My daughter is going away for a week’s vacation tomorrow. In addition to being delirious with excitement, she can’t bear the thought that she’ll be missing the last week all the puppies will be with us. Two are leaving the day after she returns.
“Take lots of pictures and videos for me,” she said.
Friends are calling as they realize the puppy show is almost over. They want one last visit. A family who fell in love with Zazu, but isn’t ready to take a dog into their life right now, wants to know when they can say good bye.
When I’m at school teaching, I’m thinking about the puppies and what they’re doing at home, wondering if someone is taking them outside to play – they love romping in the leaves and chewing on sticks, which as I discovered isn’t so great on their tiny digestive systems.
I’m panicked I haven’t done enough with them, haven’t taken enough photos or videos, haven’t spent enough time cuddling. At least we’re keeping one – Esmeralda.
When my husband asks our daughter for “face time” to watch movies – their favorite pastime, I sense the same panic in him. How many more movie nights do they have before she too is gone?
It shouldn’t come as any surprise that saying good-bye to the puppies brings up the next good-bye coming in our life – sending our oldest off to college. I’m worried I don’t have enough memories stored up.
Just like the puppies, I forget sometimes that she too has an adjustment ahead of her.
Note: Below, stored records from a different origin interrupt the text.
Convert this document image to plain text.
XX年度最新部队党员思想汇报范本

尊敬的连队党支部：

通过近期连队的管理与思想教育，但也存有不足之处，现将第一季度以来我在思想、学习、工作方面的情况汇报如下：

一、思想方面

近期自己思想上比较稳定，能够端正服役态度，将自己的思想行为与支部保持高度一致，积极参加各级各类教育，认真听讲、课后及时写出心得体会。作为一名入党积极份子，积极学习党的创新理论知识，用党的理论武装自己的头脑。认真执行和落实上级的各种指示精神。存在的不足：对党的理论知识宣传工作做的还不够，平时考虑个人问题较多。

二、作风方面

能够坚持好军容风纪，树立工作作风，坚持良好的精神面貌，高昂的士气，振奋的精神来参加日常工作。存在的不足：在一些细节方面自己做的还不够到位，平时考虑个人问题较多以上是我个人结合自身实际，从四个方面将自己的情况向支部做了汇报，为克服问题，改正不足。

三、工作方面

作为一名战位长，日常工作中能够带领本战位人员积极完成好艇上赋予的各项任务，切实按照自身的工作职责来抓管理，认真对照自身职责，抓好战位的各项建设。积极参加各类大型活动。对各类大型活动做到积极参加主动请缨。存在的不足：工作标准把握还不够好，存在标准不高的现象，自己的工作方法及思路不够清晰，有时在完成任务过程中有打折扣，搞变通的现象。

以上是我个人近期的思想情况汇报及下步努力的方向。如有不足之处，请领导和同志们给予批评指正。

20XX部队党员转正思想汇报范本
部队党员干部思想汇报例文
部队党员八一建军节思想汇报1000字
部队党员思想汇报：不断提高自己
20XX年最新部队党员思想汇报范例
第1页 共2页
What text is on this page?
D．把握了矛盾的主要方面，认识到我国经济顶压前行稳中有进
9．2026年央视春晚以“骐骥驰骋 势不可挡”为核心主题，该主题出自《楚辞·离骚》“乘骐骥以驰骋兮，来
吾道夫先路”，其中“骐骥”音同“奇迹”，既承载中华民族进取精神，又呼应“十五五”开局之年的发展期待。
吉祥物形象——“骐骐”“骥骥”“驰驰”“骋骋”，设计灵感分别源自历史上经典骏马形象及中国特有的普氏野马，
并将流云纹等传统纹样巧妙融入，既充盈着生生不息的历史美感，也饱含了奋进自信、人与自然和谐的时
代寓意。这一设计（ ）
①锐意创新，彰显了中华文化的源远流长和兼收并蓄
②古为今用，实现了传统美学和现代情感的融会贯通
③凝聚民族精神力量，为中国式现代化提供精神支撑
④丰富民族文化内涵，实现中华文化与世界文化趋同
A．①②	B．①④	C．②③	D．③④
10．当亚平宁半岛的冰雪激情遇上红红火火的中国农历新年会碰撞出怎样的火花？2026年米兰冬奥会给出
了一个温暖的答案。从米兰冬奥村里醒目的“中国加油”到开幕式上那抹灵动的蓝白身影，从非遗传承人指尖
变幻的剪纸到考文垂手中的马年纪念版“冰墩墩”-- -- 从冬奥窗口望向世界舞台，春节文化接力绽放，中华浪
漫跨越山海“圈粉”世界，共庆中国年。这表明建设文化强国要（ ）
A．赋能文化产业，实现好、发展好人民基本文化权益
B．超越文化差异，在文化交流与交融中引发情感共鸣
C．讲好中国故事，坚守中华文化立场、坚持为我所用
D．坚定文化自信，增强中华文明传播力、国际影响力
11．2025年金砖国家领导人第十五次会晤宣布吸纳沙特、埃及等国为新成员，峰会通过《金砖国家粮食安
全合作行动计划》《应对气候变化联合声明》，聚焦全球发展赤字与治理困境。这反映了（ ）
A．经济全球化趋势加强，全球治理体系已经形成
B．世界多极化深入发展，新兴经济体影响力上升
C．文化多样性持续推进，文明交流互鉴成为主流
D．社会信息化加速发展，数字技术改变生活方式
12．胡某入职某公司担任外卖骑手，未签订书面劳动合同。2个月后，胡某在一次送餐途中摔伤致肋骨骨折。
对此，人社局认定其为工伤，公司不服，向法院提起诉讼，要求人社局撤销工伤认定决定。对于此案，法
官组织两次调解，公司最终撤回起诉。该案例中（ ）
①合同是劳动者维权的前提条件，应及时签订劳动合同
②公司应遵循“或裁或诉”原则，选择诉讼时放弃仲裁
I can’t bear the thought of the puppies’ first few nights in the new homes adjusting to lives on their own. I see them confused, unsure, crying for their littermates. Just like the puppies will have to adjust to life without each other, I worry about separating my two daughters.
I want to go with them, (and her) hold them in my arms and tell them everything will be okay, that they all have good, new homes with people who love them and want them very much.
But I can’t.
I know from the excited emails I’ve received from future owners, just how welcome these puppies are going to be in their new homes and how well adjusted they’ll become.
When I mention to friends how much I’m going to miss them, many say I’ll be less tired, and I’ll get over it fast. Our breeder and neighborhood friend who helped birth the puppies have assured me that my sadness will ebb when I’m no longer tripping over puppies or picking up poop.
It’s the anticipation of saying good-bye that’s killing me.
But as friends remind me, the anticipation is worse than the inevitability. An old high school friend who reappeared in my life this year via Facebook sent her oldest off and messages me frequently to say I’ll be okay. An email from a friend who had kids at home for 35 years – six of them - didn’t think she’d survive her last one leaving, and she’s fine, she writes.
Maybe I’ll be happy my house is less messy without the puppies and I have more time to devote to my work and sewing projects. Maybe I’ll find I have more time to devote to me next year when my daughter is gone, and her room is clean, but I know I’m going to miss all of them.
In the meantime I’ll play with the puppies for the time I have left with them. I’ll be around for my daughter when she comes home from hanging out with her friends.
The puppies and my daughter will adjust – I have faith they all have good homes waiting for them. And my husband, other daughter and I will adjust – I have faith in us too.
And, we’ll also have Esmeralda to keep us company.